C/1961 O1 (Wilson–Hubbard) is a non-periodic comet discovered on 23 July 1961. The comet passed perihelion on 17 July, became visible in twilight on 23 July, having a long tail, and faded rapidly, becoming no longer visible with the naked eye after the first days of August.

== Observational history ==
The comet was spotted on 23 July 1961 by air navigator A. Steward Wilson on board a Boeing 707 flying from Honolulu to Portland, Oregon. The aircraft was at an altitude of 8,800 meters when Wilson noted a light source that looked like a searchlight next to theta Aurigae. He examined it with binoculars as it rose above the horizon and found its nucleus next to tau Geminorum, identifying the source of light as a comet. He estimated its magnitude to be 3.5. The comet was at a solar elongation of 17°. W. B. Hubbard saw the comet on 24 July from the McDonald Observatory while observing the Echo satellite and estimated its magnitude to be 3.

Subsequently, more independent discoveries were reported. Flight attendant A. Ras spotted the tail of the comet, measuring 15° long, at sunrise while flying over Libya. P. W. Bailey saw the tail of the comet on 24 July from near Seville, Spain, and using binoculars estimated the tail rose 35 degrees above the horizon. The comet was also spotted from other persons on board flying aircraft on 24 July. The presence of the comet was also confirmed by professional astronomers on 24 July, who estimated its magnitude to be between 3 and 3.4.

On 25 July, Alan McClure photographed the comet and noted it had a tail 21 degrees long and an antitail about 3.3° long, while visually the tail extended for 23 degrees and the anti-tail for 1.5 degrees.

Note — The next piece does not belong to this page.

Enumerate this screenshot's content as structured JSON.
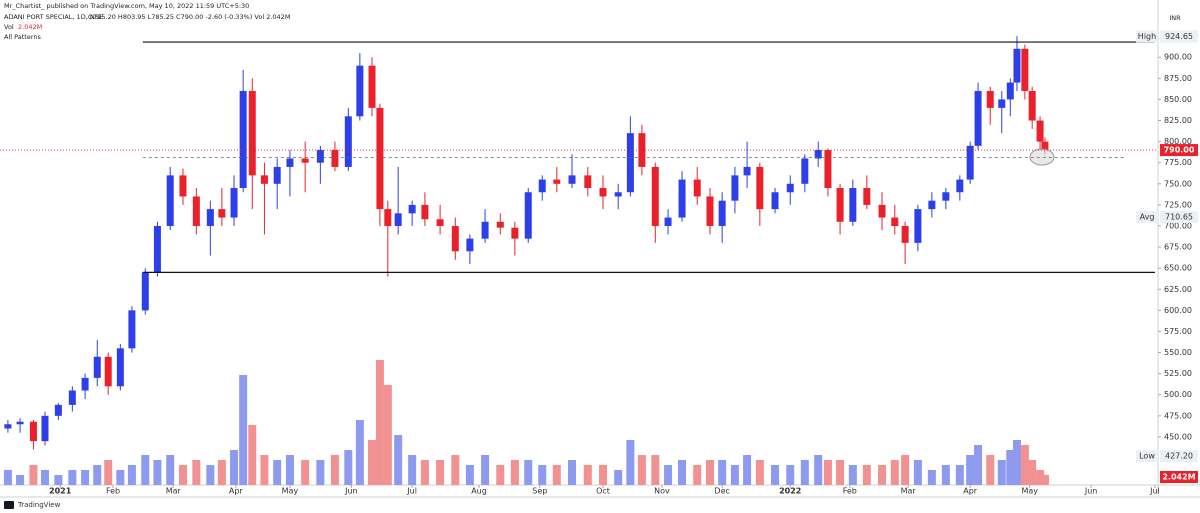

He estimated the brightness of the comet with the naked eye to be 3.2. A. A. Nikitin reported that the tail of the comet on 25 July was 30 degrees long when observed with binoculars. On 29 July the magnitude of the comet was estimated to be 4 and its tail to be 3–4 degrees long.

The comet faded rapidly and on 6 August its magnitude was estimated to be 6–7 photographically. On 10 August its magnitude was estimated with the naked eye to be 6.8 while the tail was 4 degrees long. The closest approach to Earth was on August 14, at a distance of 0.79 AU. On August 16 it was reported that the comet had a long tail with a faint central concentration with little to no coma. The comet was last detected on 9 November, when it had a photographic magnitude of 19.

== Scientific results ==
The spectrum of the comet was obtained on 26 July, when it was 0.425 AU from the Sun. The spectrum revealed a very strong sodium D-line, NH2 emission, diatomic carbon lines and weak cyanide bands, while lines associated with CH and triatomic carbon were not detected.